After handling all these, I’m left with the big ones, eval and apply:

sild.c:316:13: warning: enumeration value 'BUILTIN' not handled in switch [-Wswitch]
    switch (c->type) {
            ^
sild.c:338:1: warning: control may reach end of non-void function [-Wreturn-type]
}
^
sild.c:341:13: warning: enumeration value 'BUILTIN' not handled in switch [-Wswitch]
    switch (c->type) {
            ^
sild.c:355:1: warning: control may reach end of non-void function [-Wreturn-type]
}
^
4 warnings generated.

Apply looks like this, currently:

C *apply(C* c) {
    switch (c->type) {
        case LABEL: {
            C *outcell;
            if (scmp(c->val.label, "quote")) {
                outcell = quote(c->next);
            } else if (scmp(c->val.label, "car")) {
                outcell = car(c->next);
            } else if (scmp(c->val.label, "cdr")) {
                outcell = cdr(c->next);
            } else if (scmp(c->val.label, "cons")) {
                outcell = cons(c->next);
            } else {
                exit(1);
            }
            free(c);
            return outcell;
        }
        case LIST:
            return apply(eval(c));
        case NIL:
            exit(1);
    }
}

All of those scmps are unnecessary! I’ve already done that work in read! Instead, I can call the cell’s function pointer on its next member. This is awesome! So sleek!

C *apply(C* c) {
    switch (c->type) {
        case BUILTIN:
            return c->val.func(c->next);
        case LIST:
            return apply(eval(c));
        case LABEL:
            // falling through
        case NIL:
            exit(1);
    }
}

Notice that LABEL will now fall through to the NIL case and exit, because we’re no longer implementing these builtin functions using LABELS. I will change this in a later post, but for now it is alright that it would exit here.
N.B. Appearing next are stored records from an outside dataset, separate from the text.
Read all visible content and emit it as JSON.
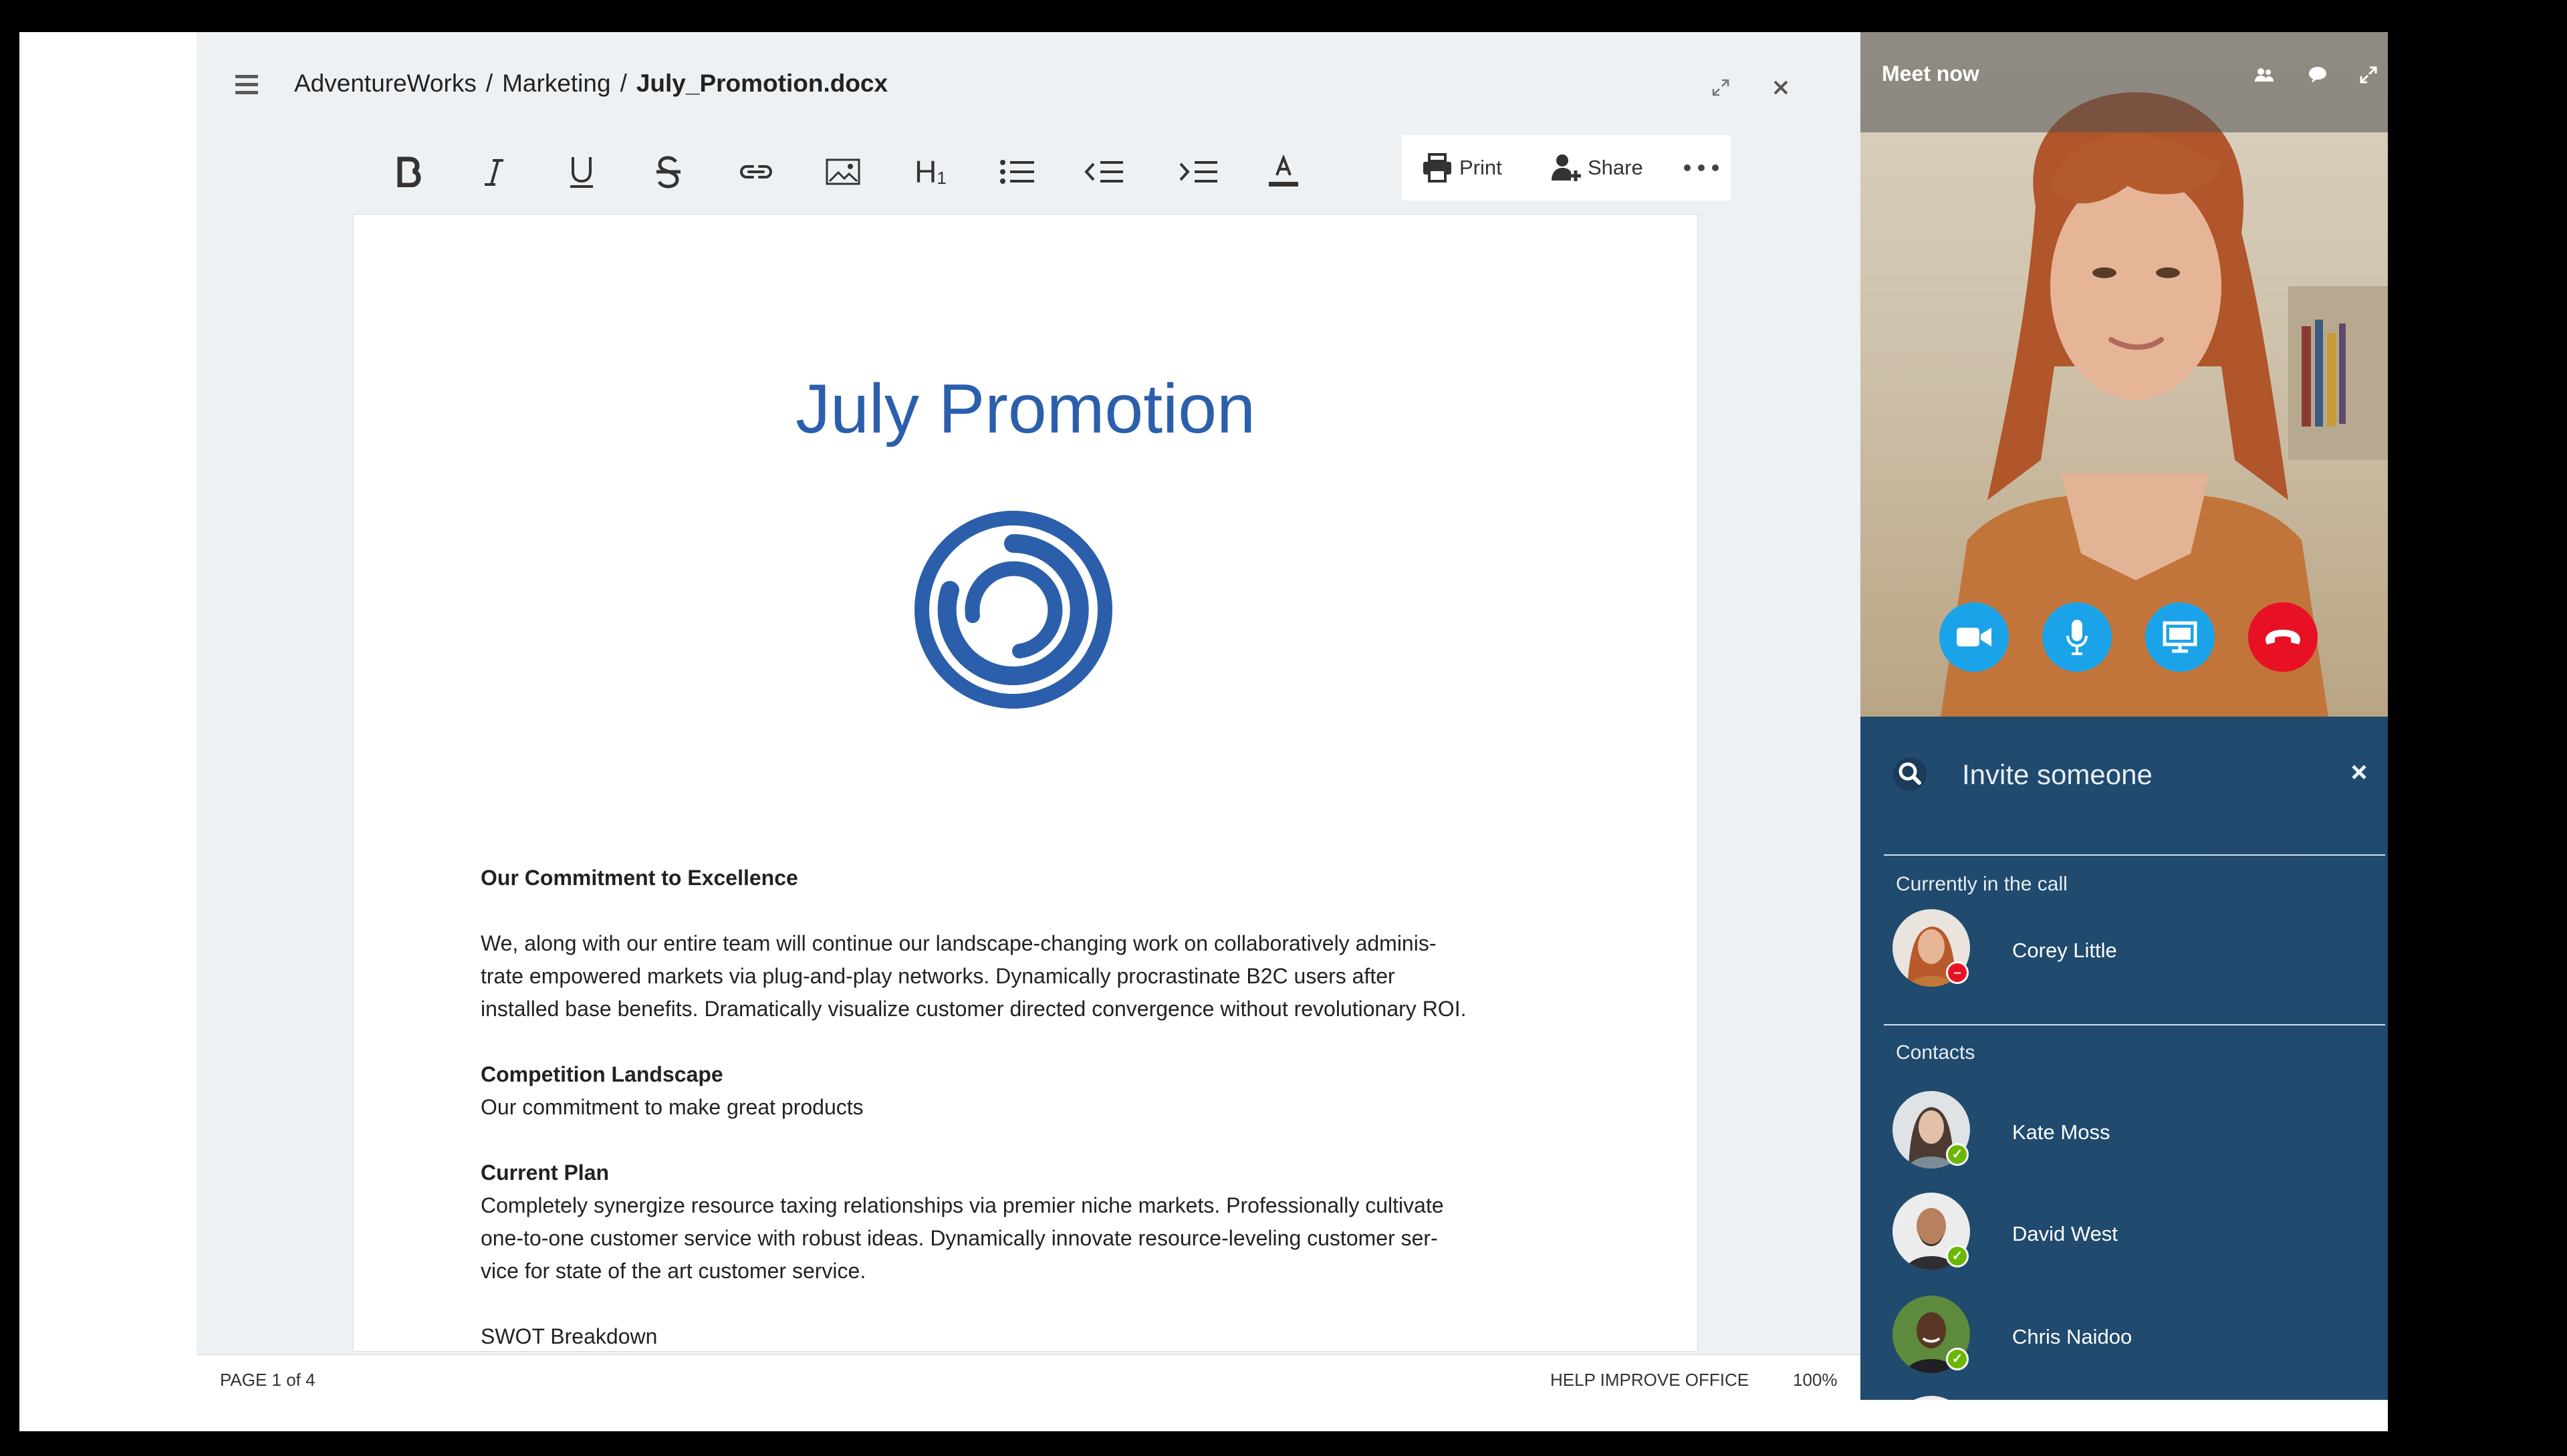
{
  "document": {
    "breadcrumb": {
      "root": "AdventureWorks",
      "folder": "Marketing",
      "file": "July_Promotion.docx",
      "separator": "/"
    },
    "toolbar": {
      "heading_label": "H",
      "heading_sub": "1",
      "print_label": "Print",
      "share_label": "Share"
    },
    "title": "July Promotion",
    "sections": {
      "commitment_heading": "Our Commitment to Excellence",
      "commitment_body_1": "We, along with our entire team will continue our landscape-changing work on collaboratively adminis-",
      "commitment_body_2": "trate empowered markets via plug-and-play networks. Dynamically procrastinate B2C users after",
      "commitment_body_3": "installed base benefits. Dramatically visualize customer directed convergence without revolutionary ROI.",
      "competition_heading": "Competition Landscape",
      "competition_body": "Our commitment to make great products",
      "plan_heading": "Current Plan",
      "plan_body_1": "Completely synergize resource taxing relationships via premier niche markets. Professionally cultivate",
      "plan_body_2": "one-to-one customer service with robust ideas. Dynamically innovate resource-leveling customer ser-",
      "plan_body_3": "vice for state of the art customer service.",
      "swot": "SWOT Breakdown"
    },
    "status": {
      "page": "PAGE 1 of 4",
      "help": "HELP IMPROVE OFFICE",
      "zoom": "100%"
    },
    "colors": {
      "title": "#2b5fab",
      "logo": "#2b5fab",
      "background": "#eef1f4"
    }
  },
  "meeting": {
    "title": "Meet now",
    "invite_placeholder": "Invite someone",
    "in_call_label": "Currently in the call",
    "in_call": [
      {
        "name": "Corey Little",
        "presence": "busy"
      }
    ],
    "contacts_label": "Contacts",
    "contacts": [
      {
        "name": "Kate Moss",
        "presence": "available"
      },
      {
        "name": "David West",
        "presence": "available"
      },
      {
        "name": "Chris Naidoo",
        "presence": "available"
      }
    ],
    "colors": {
      "call_button": "#1aa3e8",
      "hangup": "#e81123",
      "panel": "#204a6e"
    },
    "icons": [
      "people-icon",
      "chat-icon",
      "fullscreen-icon",
      "video-camera-icon",
      "microphone-icon",
      "screen-share-icon",
      "hang-up-icon",
      "search-icon",
      "close-icon"
    ]
  }
}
And finally, in eval, I want the BUILTIN to act the same as a regular label:

C *eval(C* c) {
    switch (c->type) {
        case BUILTIN:
        case LABEL:
            c->next = eval(c->next);
            return c;
        case LIST:
        {
            C *out = apply(c->val.list);
            out->next = eval(c->next);
            free(c);
            return out;
        }
        case NIL:
            return c;
    }
}

And that’s it!


Well, almost. I still have account for the weird way I’m outputting the BUILTIN cells in debug and print.

This is a little bit of a problem, actually, because once the program is running we don’t really know which pointers are which functions!

Consider this:

(quote (cons (quote theng) (quote (thing thang))))
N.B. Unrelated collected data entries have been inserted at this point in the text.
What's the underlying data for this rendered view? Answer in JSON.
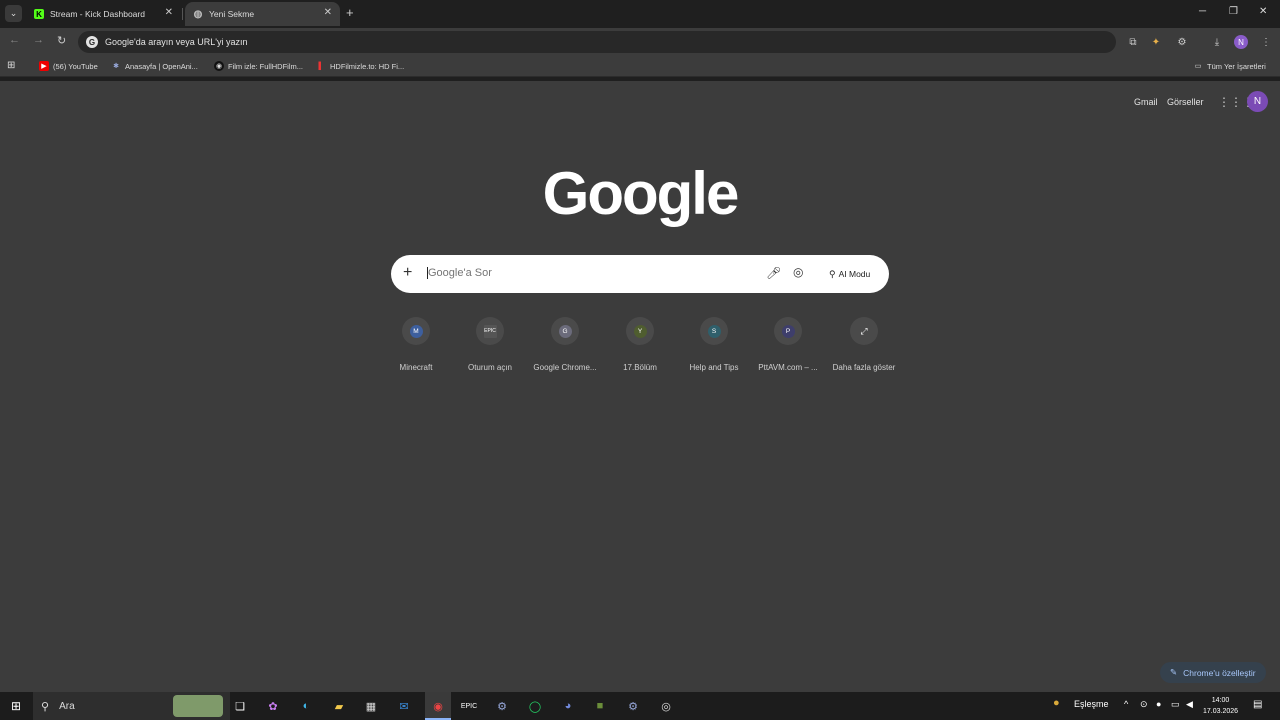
{
  "tabs": [
    {
      "title": "Stream - Kick Dashboard",
      "favicon": "K"
    },
    {
      "title": "Yeni Sekme",
      "favicon": "globe-icon"
    }
  ],
  "omnibox": {
    "text": "Google'da arayın veya URL'yi yazın"
  },
  "bookmarks": [
    {
      "label": "(56) YouTube"
    },
    {
      "label": "Anasayfa | OpenAni..."
    },
    {
      "label": "Film izle: FullHDFilm..."
    },
    {
      "label": "HDFilmizle.to: HD Fi..."
    }
  ],
  "all_bookmarks": "Tüm Yer İşaretleri",
  "header_links": {
    "gmail": "Gmail",
    "images": "Görseller",
    "avatar": "N"
  },
  "logo": "Google",
  "search": {
    "placeholder": "Google'a Sor",
    "ai_mode": "AI Modu"
  },
  "shortcuts": [
    {
      "label": "Minecraft",
      "letter": "M",
      "color": "#3d5f9e"
    },
    {
      "label": "Oturum açın",
      "letter": "EPIC",
      "color": "#555555"
    },
    {
      "label": "Google Chrome...",
      "letter": "G",
      "color": "#6b6b7b"
    },
    {
      "label": "17.Bölüm",
      "letter": "Y",
      "color": "#4f5d2f"
    },
    {
      "label": "Help and Tips",
      "letter": "S",
      "color": "#2f5f6b"
    },
    {
      "label": "PttAVM.com – ...",
      "letter": "P",
      "color": "#3e3e6b"
    },
    {
      "label": "Daha fazla göster",
      "letter": "⤢",
      "color": "#4a4a4a"
    }
  ],
  "customize": "Chrome'u özelleştir",
  "taskbar": {
    "search": "Ara",
    "tray_label": "Eşleşme",
    "time": "14:00",
    "date": "17.03.2026"
  }
}
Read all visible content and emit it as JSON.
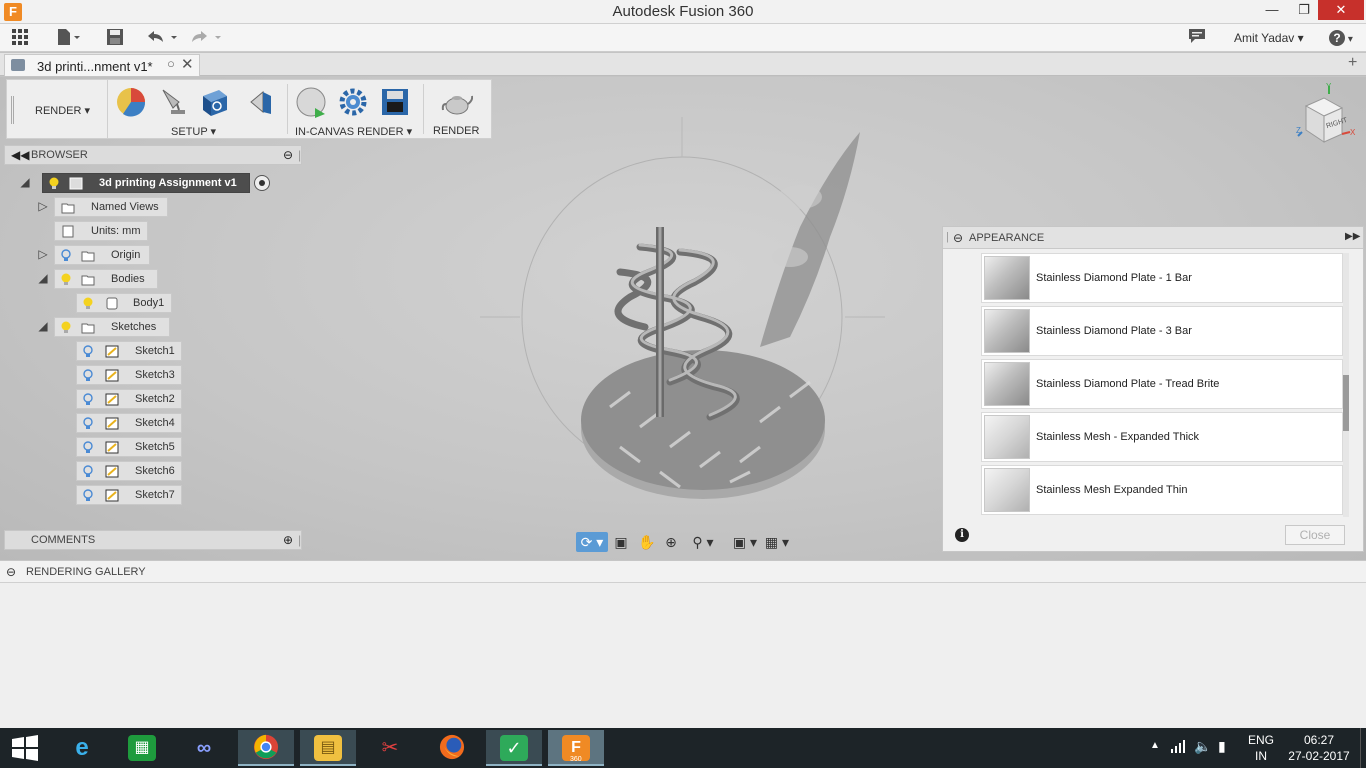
{
  "window": {
    "title": "Autodesk Fusion 360",
    "logo_letter": "F"
  },
  "qat": {
    "user_name": "Amit Yadav",
    "help_glyph": "?"
  },
  "document_tab": {
    "name": "3d printi...nment v1*"
  },
  "ribbon": {
    "workspace": "RENDER ▾",
    "setup_label": "SETUP ▾",
    "in_canvas_label": "IN-CANVAS RENDER ▾",
    "render_label": "RENDER"
  },
  "viewcube": {
    "face_label": "RIGHT",
    "axis_x": "X",
    "axis_y": "Y",
    "axis_z": "Z"
  },
  "browser": {
    "title": "BROWSER",
    "root": "3d printing Assignment v1",
    "named_views": "Named Views",
    "units": "Units: mm",
    "origin": "Origin",
    "bodies": "Bodies",
    "body1": "Body1",
    "sketches": "Sketches",
    "sketch_items": [
      "Sketch1",
      "Sketch3",
      "Sketch2",
      "Sketch4",
      "Sketch5",
      "Sketch6",
      "Sketch7"
    ]
  },
  "comments": {
    "title": "COMMENTS"
  },
  "appearance": {
    "title": "APPEARANCE",
    "materials": [
      "Stainless Diamond Plate - 1 Bar",
      "Stainless Diamond Plate - 3 Bar",
      "Stainless Diamond Plate - Tread Brite",
      "Stainless Mesh - Expanded Thick",
      "Stainless Mesh Expanded Thin"
    ],
    "close_label": "Close",
    "info_glyph": "i"
  },
  "gallery": {
    "title": "RENDERING GALLERY"
  },
  "taskbar": {
    "language": "ENG",
    "region": "IN",
    "time": "06:27",
    "date": "27-02-2017",
    "fusion_badge": "360"
  },
  "colors": {
    "accent": "#5b9bd5",
    "close_red": "#c7302b",
    "fusion_orange": "#f08a24",
    "bulb_yellow": "#f4d21f"
  }
}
prints out something like:

(0x104174be0 (0x104174920 theng) (0x104174920 (thing thang)))

You may be able to tell, with these side by side, that cons is at 0x104174be0 and quote is at 0x104174920. But these are ephemeral locations- they will change each time the program is run. How can I know which BUILTIN cell is which?
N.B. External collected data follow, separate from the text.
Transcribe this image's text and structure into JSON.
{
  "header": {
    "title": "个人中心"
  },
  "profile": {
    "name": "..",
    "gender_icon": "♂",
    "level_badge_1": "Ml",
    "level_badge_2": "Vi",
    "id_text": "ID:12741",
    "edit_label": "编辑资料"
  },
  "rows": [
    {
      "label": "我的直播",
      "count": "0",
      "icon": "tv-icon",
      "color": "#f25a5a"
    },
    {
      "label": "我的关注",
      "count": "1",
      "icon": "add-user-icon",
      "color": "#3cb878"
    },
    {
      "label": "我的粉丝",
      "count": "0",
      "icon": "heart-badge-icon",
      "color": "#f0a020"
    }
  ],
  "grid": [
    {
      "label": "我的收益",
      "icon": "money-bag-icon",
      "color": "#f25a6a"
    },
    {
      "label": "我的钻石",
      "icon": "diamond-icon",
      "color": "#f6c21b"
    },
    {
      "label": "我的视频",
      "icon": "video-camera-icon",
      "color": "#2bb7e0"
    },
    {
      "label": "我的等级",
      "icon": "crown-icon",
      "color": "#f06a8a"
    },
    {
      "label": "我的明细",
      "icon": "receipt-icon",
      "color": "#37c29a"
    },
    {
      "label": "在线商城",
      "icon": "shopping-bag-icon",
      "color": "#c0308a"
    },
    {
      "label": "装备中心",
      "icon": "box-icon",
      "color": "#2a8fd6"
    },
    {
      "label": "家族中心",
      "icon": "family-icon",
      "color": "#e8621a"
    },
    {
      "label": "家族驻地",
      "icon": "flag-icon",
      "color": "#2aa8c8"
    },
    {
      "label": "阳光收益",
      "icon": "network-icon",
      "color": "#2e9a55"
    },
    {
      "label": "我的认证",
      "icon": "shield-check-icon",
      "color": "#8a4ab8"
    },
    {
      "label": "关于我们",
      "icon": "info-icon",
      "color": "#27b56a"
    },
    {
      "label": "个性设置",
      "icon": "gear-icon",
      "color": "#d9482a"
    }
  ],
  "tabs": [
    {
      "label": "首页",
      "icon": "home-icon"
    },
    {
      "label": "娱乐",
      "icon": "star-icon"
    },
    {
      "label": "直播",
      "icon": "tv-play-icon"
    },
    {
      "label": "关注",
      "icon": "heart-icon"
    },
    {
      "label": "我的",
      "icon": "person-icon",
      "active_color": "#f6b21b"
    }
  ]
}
I can fix this by making the thing storing the function pointer into a struct that holds both a function pointer and a string representation of which function it is.

So instead of:

typedef union V {
    char * label;
    struct C * list;
    struct C *(*func)(struct C*);
} V;

typedef struct C {
    enum CellType type;
    union V val;
    struct C * next;
} C;

I’ll have something like:

struct funcval {
    char *func_name;
    struct C *(*func)(struct C*);
};

typedef union V {
    char * label;
    struct C * list;
    struct funcval func;
} V;

typedef struct C {
    enum CellType type;
    union V val;
    struct C * next;
} C;

I have to go through the program and adjust every call to the val.func member depending on whether I’m trying to get at the name or the addr. This is a little hairy, but it’s not difficult and I won’t show the details. Suffice to say following the compiler errors is enough to make this all work. I end up with things that look like

case BUILTIN:
    free(c->val.func.addr);
    free(c->val.func.name);
    free(c);
    break;

But now I can print out builtins with their proper names:

(quote (cons (quote theng) (quote (thing thang))))

Yields, as you would expect:

(cons (quote theng) (quote (thing thang)))

The fact that these functions are builtin is opaque to the user’s perspective- it is an implementation detail.